The majority of the developing countries are opposed to launching new negotiations on the so-called Singapore rules -- proposals on investment, competition, trade facilitation and transparency in government procurement that the richest countries badly want in order to protect multinationals' interests in developing countries -- until more basic issues are resolved. These basic issues are longstanding divisions over the rich countries' agricultural subsidies.
Cancun saw the emergence of a new power group, the G21-plus -- an alliance of developing countries, with Brazil, India and China at its heart. This group demands that the U.S. and EU eliminate their agricultural subsidies, which amount to $1-billion (U.S.) a day. Dismissed as "a grouping of the paralyzed," by Robert Zoellick, the U.S. Trade Representative, the G21-plus represents more than half the world's population and some two-thirds of its farmers. Indeed, Mr. Zoellick's dismissal ensured that the group's demands were heard loud and clear.
Meanwhile, on the streets outside the talks, civil society protesters were making their own strong statements.

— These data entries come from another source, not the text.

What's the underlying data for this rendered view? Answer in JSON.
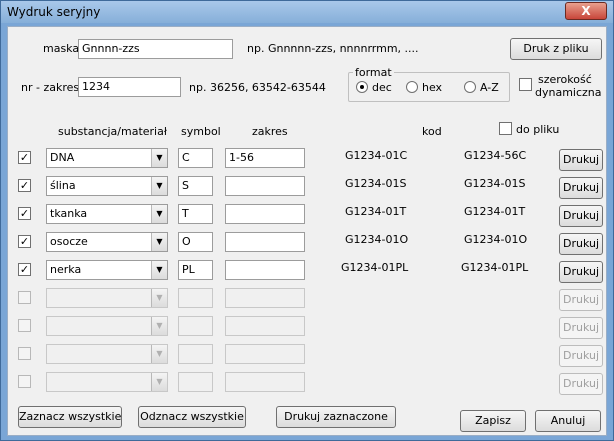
{
  "window": {
    "title": "Wydruk seryjny",
    "close": "X"
  },
  "mask": {
    "label": "maska",
    "value": "Gnnnn-zzs",
    "hint": "np. Gnnnnn-zzs,  nnnnrrmm, ...."
  },
  "range": {
    "label": "nr - zakres",
    "value": "1234",
    "hint": "np.  36256, 63542-63544"
  },
  "print_file_button": "Druk z pliku",
  "format": {
    "title": "format",
    "options": [
      {
        "label": "dec",
        "selected": true
      },
      {
        "label": "hex",
        "selected": false
      },
      {
        "label": "A-Z",
        "selected": false
      }
    ]
  },
  "dynamic_width": {
    "label_line1": "szerokość",
    "label_line2": "dynamiczna",
    "checked": false
  },
  "table": {
    "headers": {
      "substance": "substancja/materiał",
      "symbol": "symbol",
      "range": "zakres",
      "code": "kod",
      "to_file": "do pliku"
    },
    "rows": [
      {
        "checked": true,
        "substance": "DNA",
        "symbol": "C",
        "range": "1-56",
        "code_from": "G1234-01C",
        "code_to": "G1234-56C",
        "print": "Drukuj",
        "enabled": true
      },
      {
        "checked": true,
        "substance": "ślina",
        "symbol": "S",
        "range": "",
        "code_from": "G1234-01S",
        "code_to": "G1234-01S",
        "print": "Drukuj",
        "enabled": true
      },
      {
        "checked": true,
        "substance": "tkanka",
        "symbol": "T",
        "range": "",
        "code_from": "G1234-01T",
        "code_to": "G1234-01T",
        "print": "Drukuj",
        "enabled": true
      },
      {
        "checked": true,
        "substance": "osocze",
        "symbol": "O",
        "range": "",
        "code_from": "G1234-01O",
        "code_to": "G1234-01O",
        "print": "Drukuj",
        "enabled": true
      },
      {
        "checked": true,
        "substance": "nerka",
        "symbol": "PL",
        "range": "",
        "code_from": "G1234-01PL",
        "code_to": "G1234-01PL",
        "print": "Drukuj",
        "enabled": true
      },
      {
        "checked": false,
        "substance": "",
        "symbol": "",
        "range": "",
        "code_from": "",
        "code_to": "",
        "print": "Drukuj",
        "enabled": false
      },
      {
        "checked": false,
        "substance": "",
        "symbol": "",
        "range": "",
        "code_from": "",
        "code_to": "",
        "print": "Drukuj",
        "enabled": false
      },
      {
        "checked": false,
        "substance": "",
        "symbol": "",
        "range": "",
        "code_from": "",
        "code_to": "",
        "print": "Drukuj",
        "enabled": false
      },
      {
        "checked": false,
        "substance": "",
        "symbol": "",
        "range": "",
        "code_from": "",
        "code_to": "",
        "print": "Drukuj",
        "enabled": false
      }
    ]
  },
  "footer": {
    "select_all": "Zaznacz wszystkie",
    "deselect_all": "Odznacz wszystkie",
    "print_selected": "Drukuj zaznaczone",
    "save": "Zapisz",
    "cancel": "Anuluj"
  }
}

At "Camp Lee," farmers from around the world marched day and night, among them Koreans commemorating the death of Lee Kyung Hae, who had stabbed himself on the first day of the talks while wearing the sign "WTO Kills Farmers." His death in Cancun -- along with demonstrations and national mobilizations in capitals around the world -- reinforced the G21 delegates' determination to stay true to the will of their people.
For the first three days, the conference focused mainly on the controversial agriculture issue. And, indeed, the richest countries did make some shallow concessions; texts were revised.

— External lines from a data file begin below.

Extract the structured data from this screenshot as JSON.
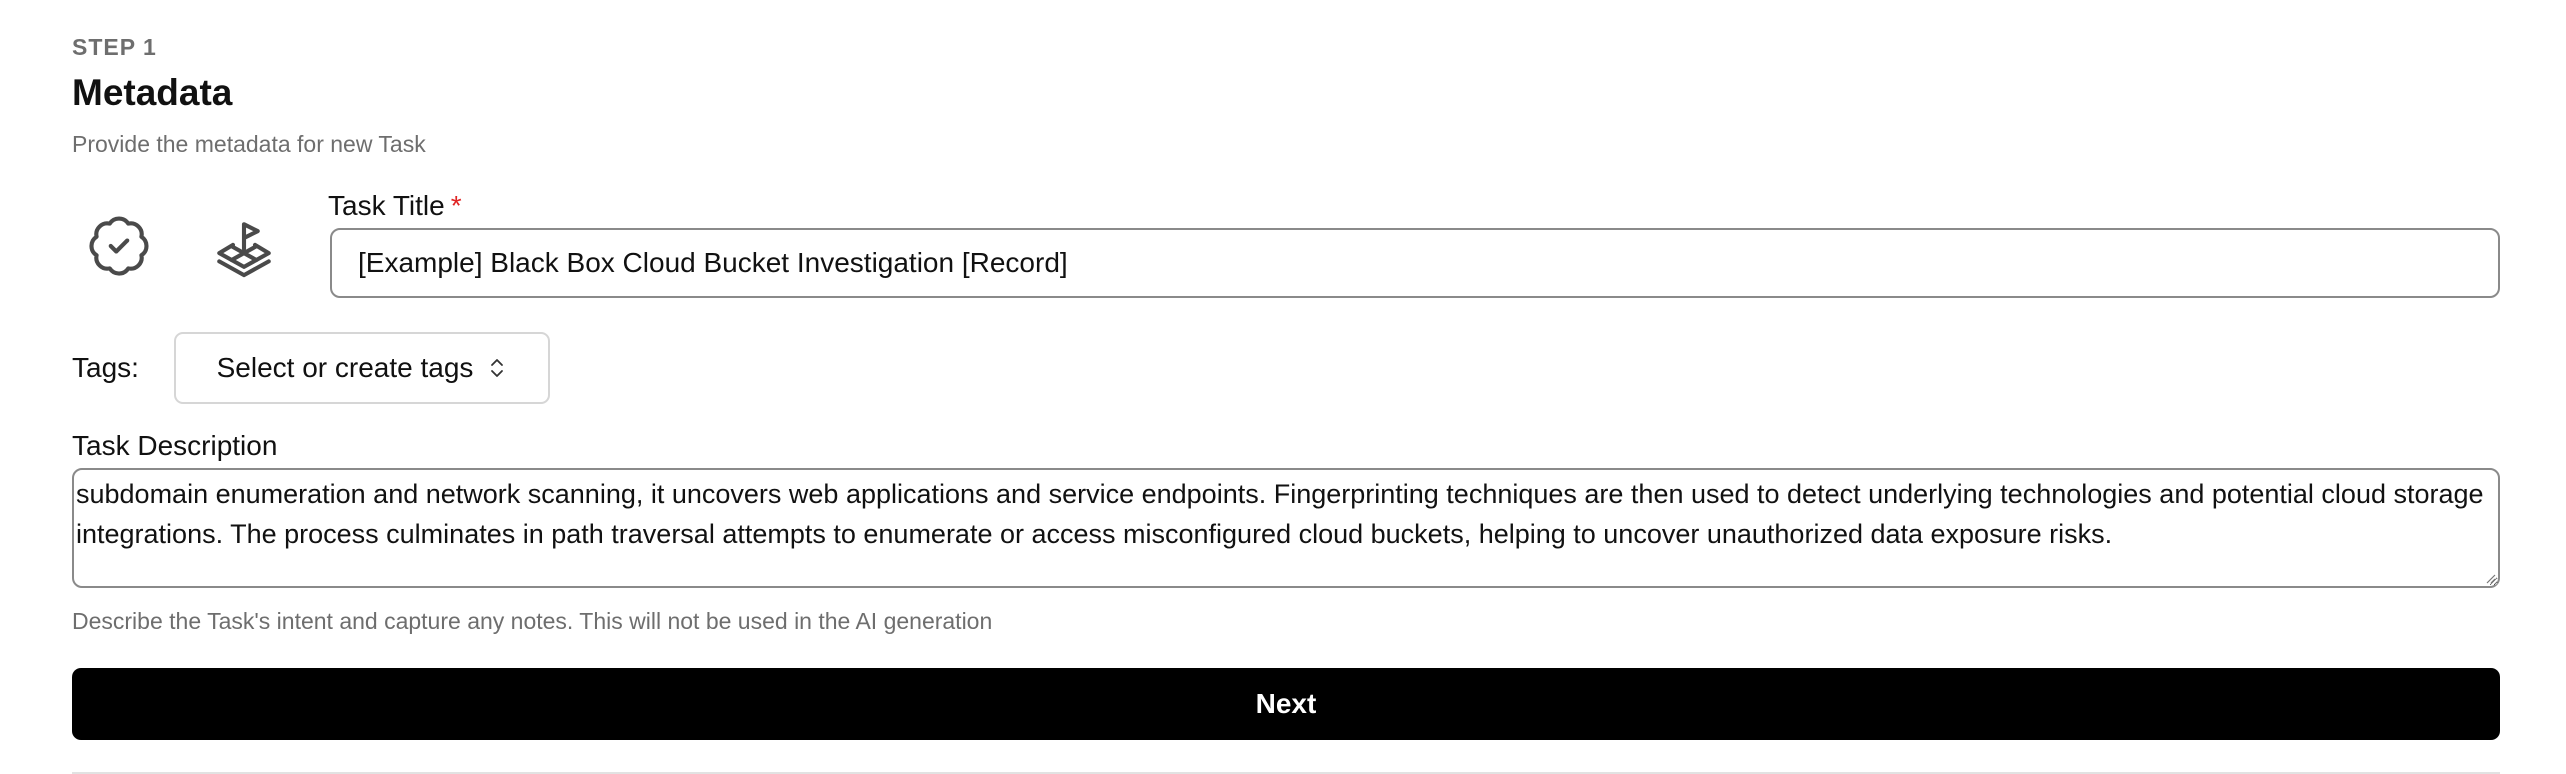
{
  "header": {
    "step": "STEP 1",
    "title": "Metadata",
    "subtitle": "Provide the metadata for new Task"
  },
  "icons": {
    "badge": "badge-check-icon",
    "scenario": "flag-layers-icon"
  },
  "task_title": {
    "label": "Task Title",
    "required_marker": "*",
    "value": "[Example] Black Box Cloud Bucket Investigation [Record]"
  },
  "tags": {
    "label": "Tags:",
    "button_label": "Select or create tags",
    "icon": "chevrons-up-down-icon"
  },
  "task_description": {
    "label": "Task Description",
    "value": "subdomain enumeration and network scanning, it uncovers web applications and service endpoints. Fingerprinting techniques are then used to detect underlying technologies and potential cloud storage integrations. The process culminates in path traversal attempts to enumerate or access misconfigured cloud buckets, helping to uncover unauthorized data exposure risks.",
    "hint": "Describe the Task's intent and capture any notes. This will not be used in the AI generation"
  },
  "actions": {
    "next_label": "Next"
  },
  "colors": {
    "required": "#e02424",
    "primary_button": "#000000",
    "muted_text": "#6e6e6e"
  }
}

Then the conflict intensified over Europe's insistence on resolving the Singapore issues even without an explicit consensus from the member countries to start negotiations. The developing countries were outraged that their concerns around agriculture had been left out.
The WTO has long been plagued by secret negotiations and the use of brute power. Transparency and accountability are essential to any democratic decision-making process. So the text revisions only had the effect of intensifying rather than reducing feelings of polarization.

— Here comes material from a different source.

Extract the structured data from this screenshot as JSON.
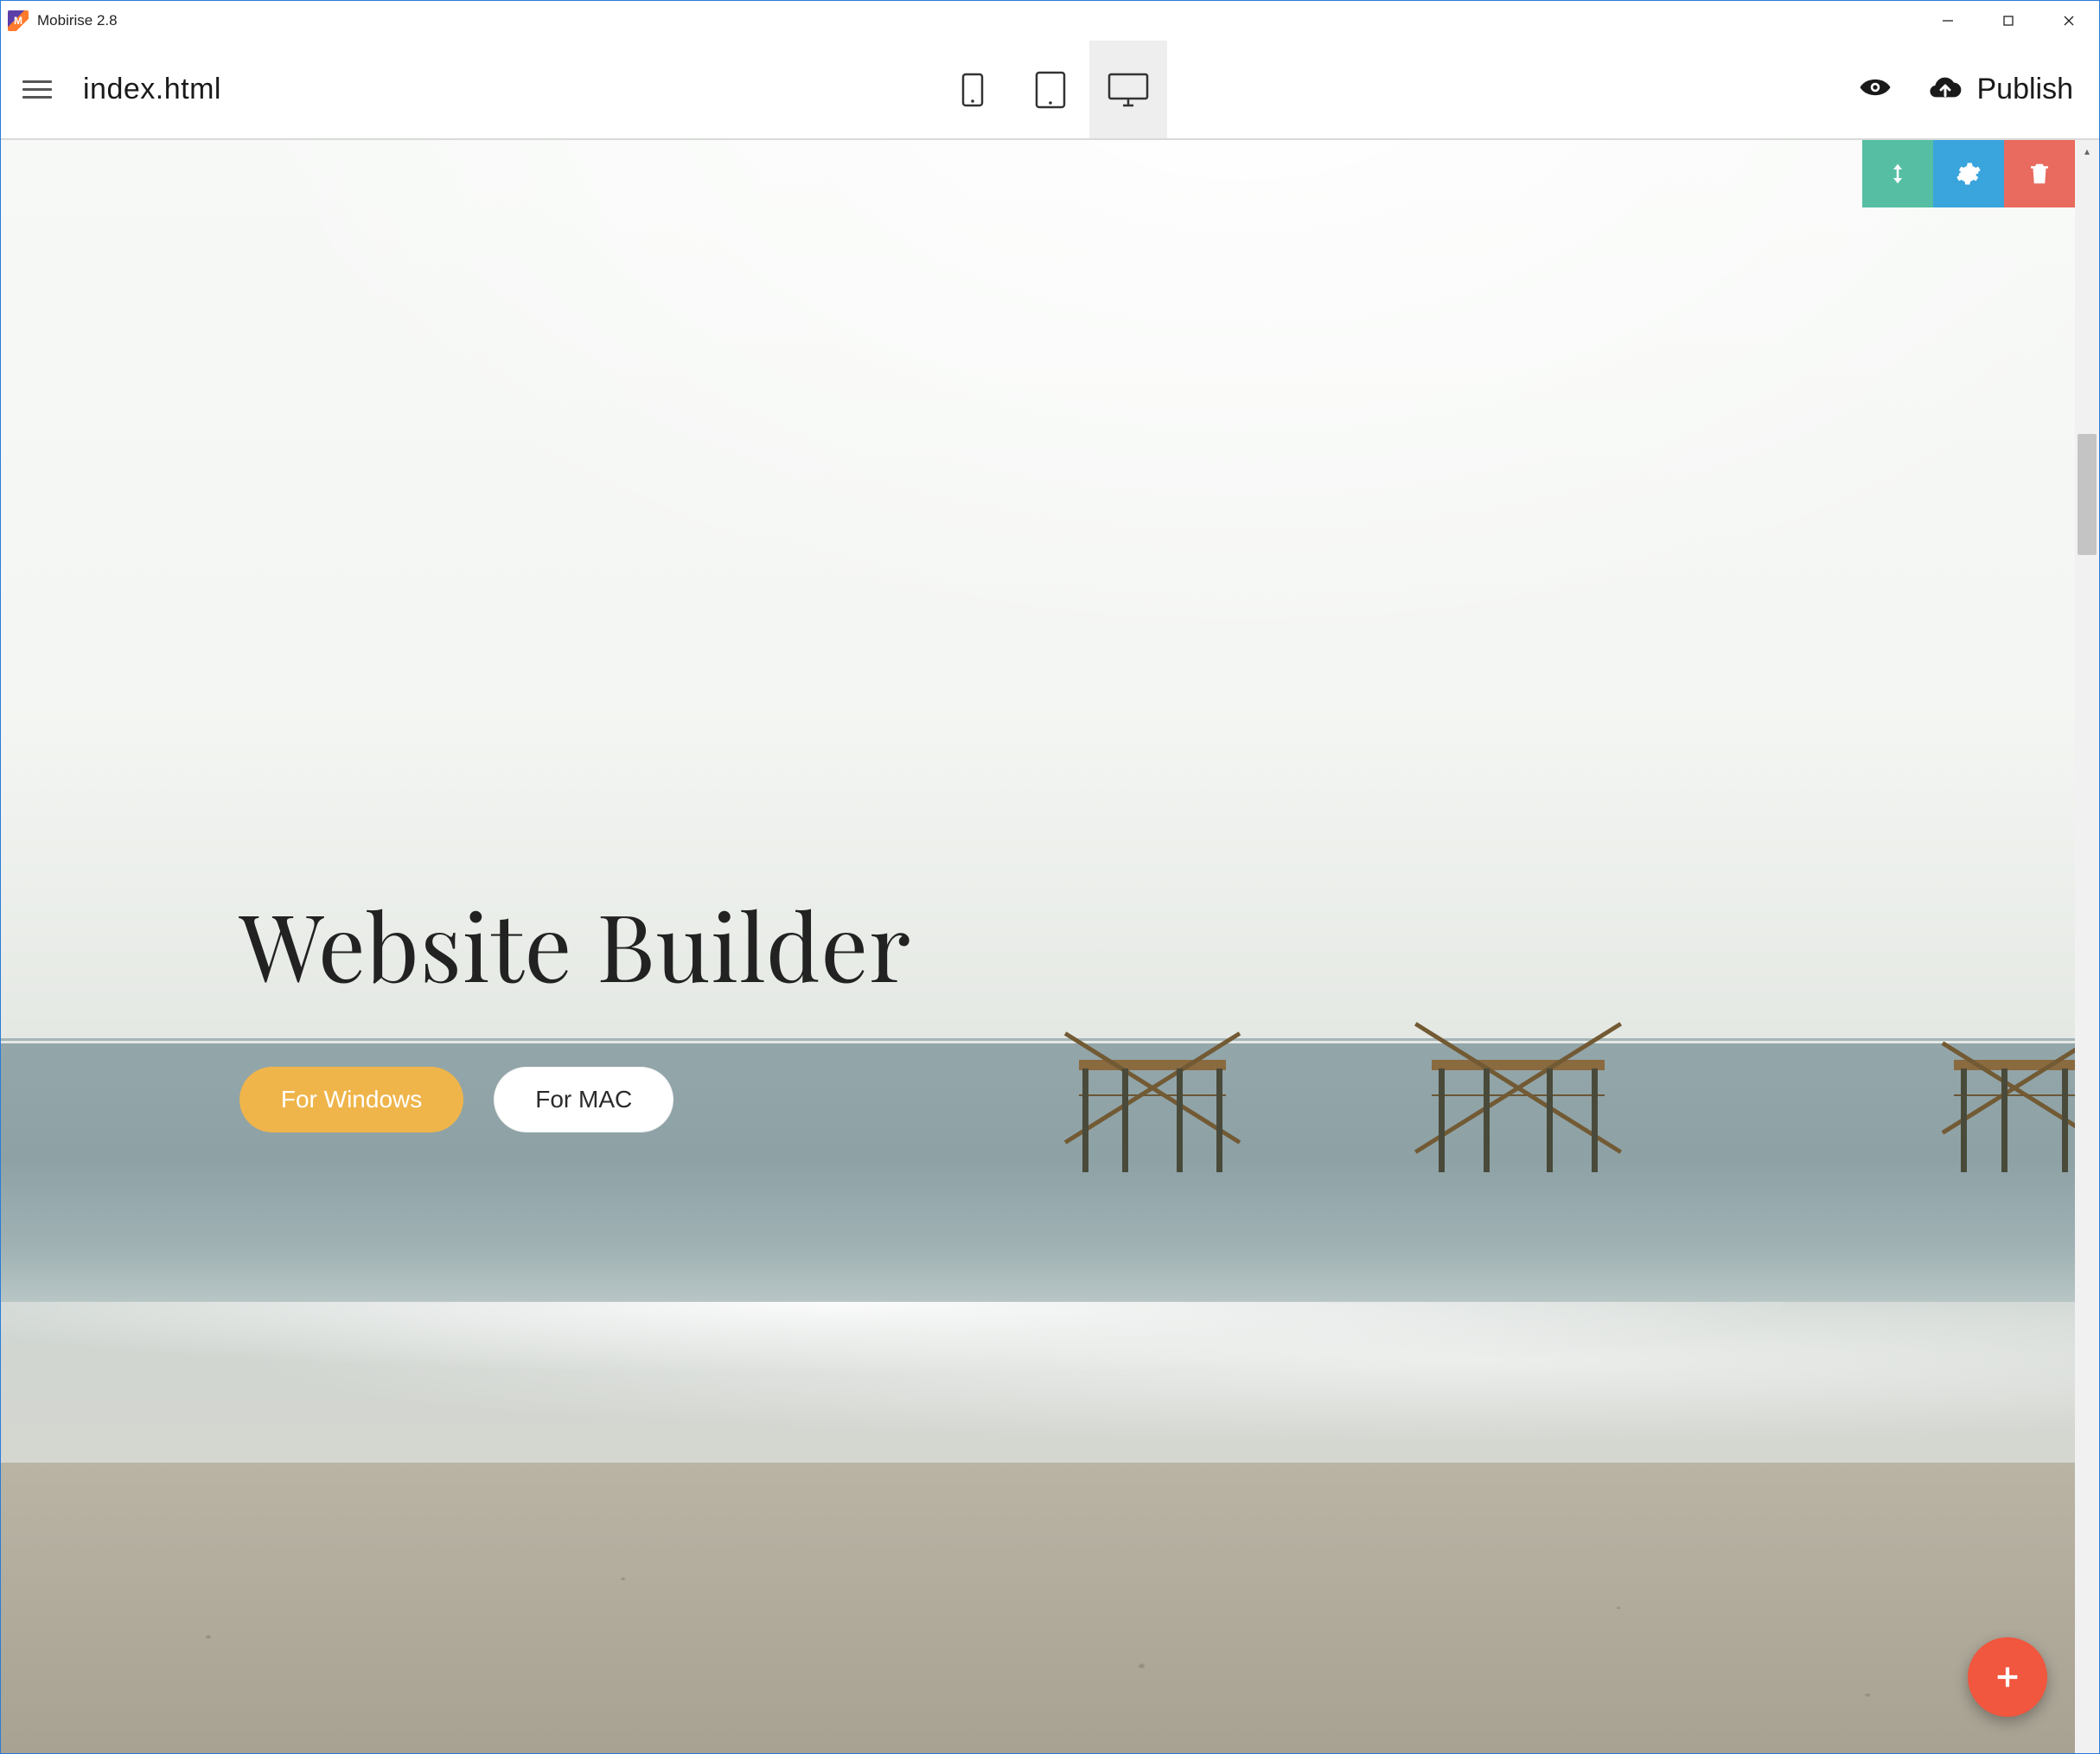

The collapse of talks raises fundamental questions about the future of the WTO. While various ministers have expressed their commitment to move ahead, the Cancun failure is a severe blow not just for the WTO, but also for other multilateral trade agreements such as the Free Trade Area of the Americas (FTAA).
In the press conference following the collapse of talks, Pascal Lamy, the European Trade Commissioner, branded the WTO as "a medieval organization" and called for fundamental reform of the 146-member group. He conveniently ignored the fact that following the WTO's previous talks in Doha, developing countries had put forward proposals for making future talks more participatory and transparent. It was the EU and other developed nations that blocked these proposals.
Just before Cancun, developing countries and NGOs again tried to raise the issues of internal transparency and improved participation at the WTO. However, any attempts to make the WTO democratic or accountable have been swept aside by the rich countries.
Lack of attention to the demands and legitimate concerns of the developing countries shows that the promise of free trade has failed the poorest and the most vulnerable in our society. It has also disappointed those civil society groups in the richer countries.
But Cancun is not a failure -- for it offers a lesson: Strong-arm tactics are not going to work any more. And no agreement is better than a bad agreement.
Anuradha Mittal is co-director of the California-based Institute for Food and Development Policy, also known as Food First. She was in Cancun.